Selbstverständlich besteht eine enge Beziehung zwischen den Arten der Subjekte (Organismen, aber auch Automaten) und den Zwecken, den diese mit der Herstellung oder Benützung von Modellen verbinden. Grundsätzlich kann man wohl mit KLAUS (1969, 412ff, 420ff) vier Gruppen von Zwecken auseinanderhalten:

 

  • Funktionsersatz, -erweiterung, -verstärkung (z. B. medizintechnische Geräte, Regelungsapparaturen);
  • Erkenntnisgewinnung (Information, Einsicht, Bestätigung, Aufbau, Verbesserung) und (meist daran anschliessend) entweder
  • Kenntnisvermittlung oder
  • Verhaltensregulation (als Übung von Fertigkeiten oder in der Realsituation, jedenfalls aber im Sinne einer «Beherrschung» des Originals, was von der Veränderung über die Projektierung bis zur Erzeugung des Originals selbst gehen kann).

 

In bemerkenswerter Weise können Computer sowohl als Funktionsersatz (Simulation) wie zur Informationsgewinnung dienen (416; vgl. 187). Eine besondere Variante des Funktionsersatzes ist etwa der Prüfstand zur Testung neu entwickelter Produkte.

 

Es ist ferner ganz klar, dass die Originale materielle wie ideelle Gebilde sein können, genauso wie die Modelle stofflich-energetisch - natürlich oder künstlich - sein können, aber auch gedanklich (vgl. Tabelle: D).

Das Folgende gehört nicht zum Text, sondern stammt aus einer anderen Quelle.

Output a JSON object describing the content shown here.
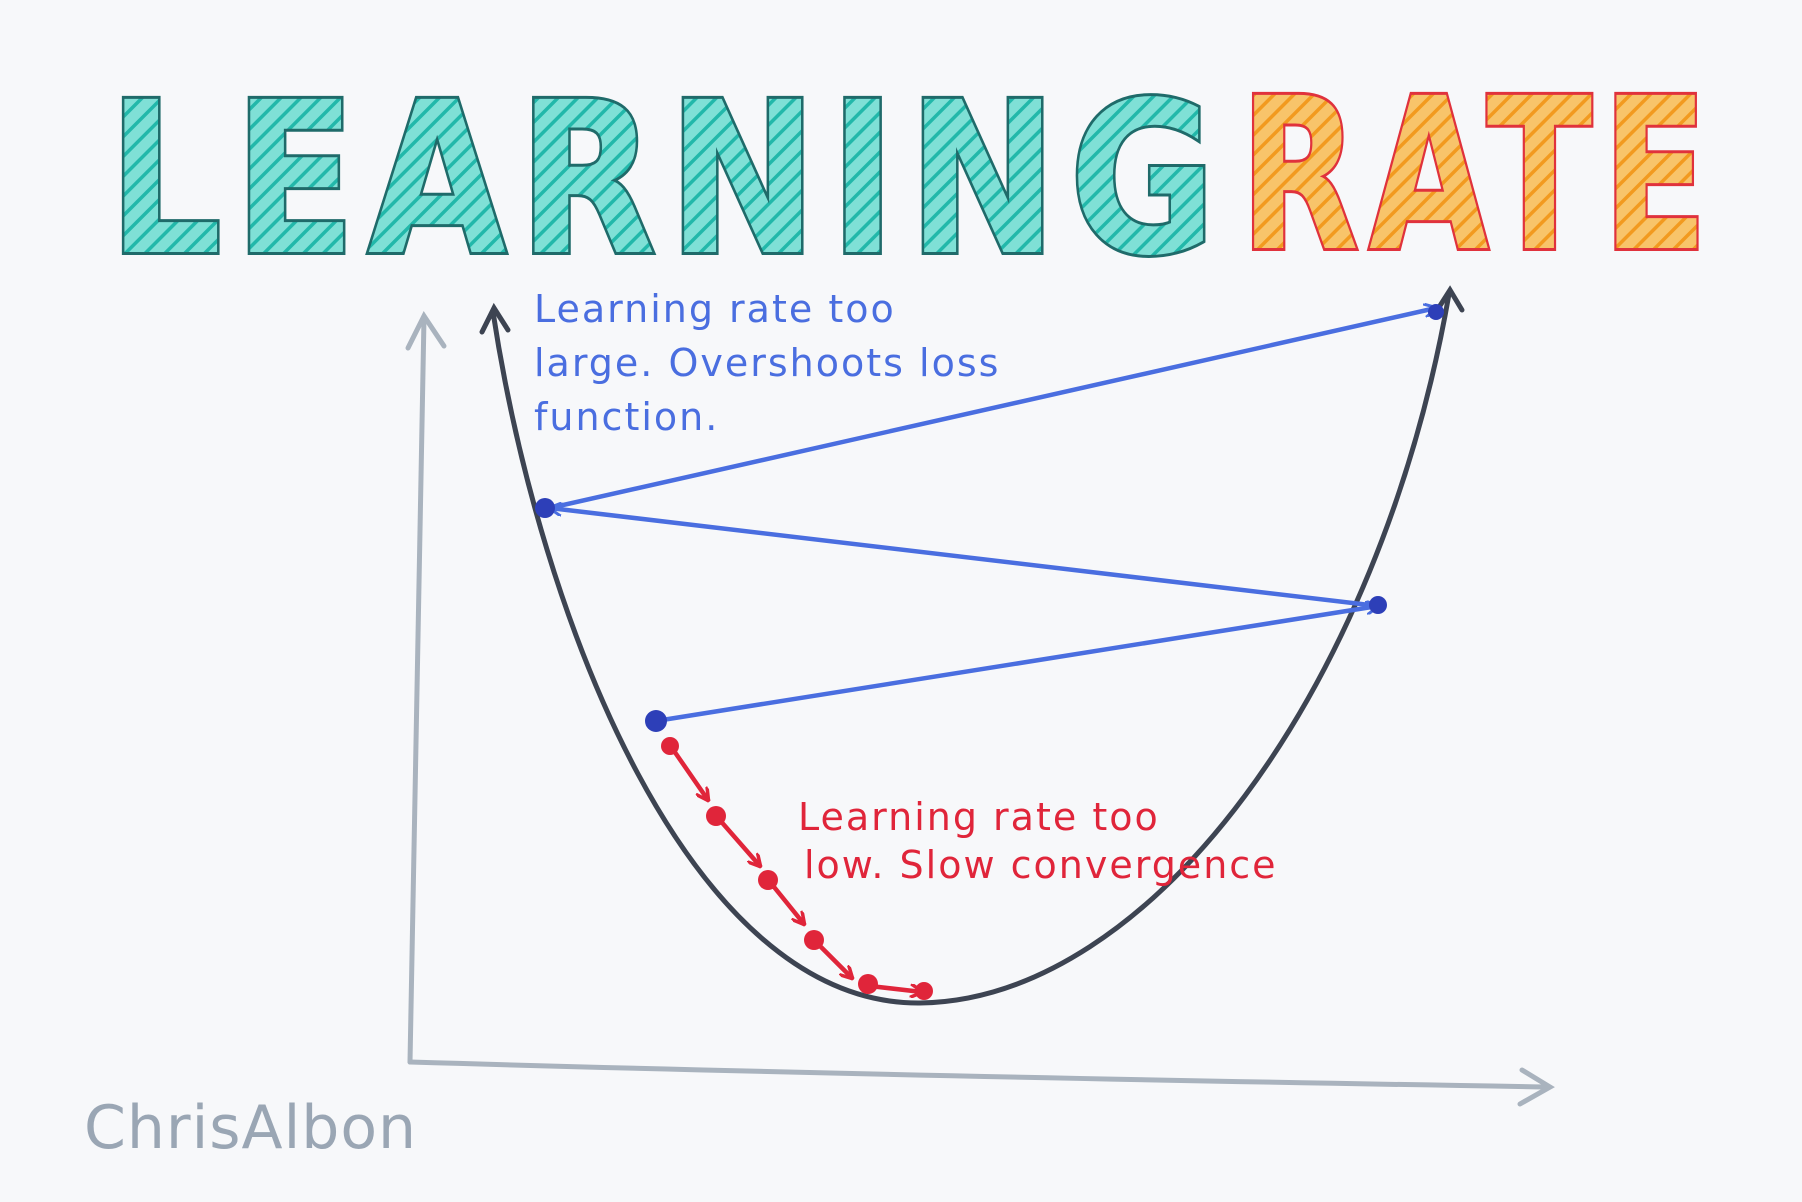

Diese letzteren, die internen semantischen Modelle, sind uns als die Machschen «Nachbildungen» respektive Hertzschen «Scheinbilder» bekannt. KLAUS (1969, 287) spricht von «Strukturen des menschlichen Gehirns». STACHOWIAK bezeichnet sie als «perzeptiv-kogitative Gebilde» (135), die als «psychische Prozesse und Zuständlichkeiten» existieren und «aus den Zusammenhängen der durch externe Beobachter feststellbaren Zeichenverwendungen erschliessbar sind» (136). Und zwar sind es die Zeichen der Sprache, welche «eine die Endglieder der attributenbildenden 'inneren' Geschehensketten abbildende Sphäre symbolischer Repräsentation» (136) aufbauen.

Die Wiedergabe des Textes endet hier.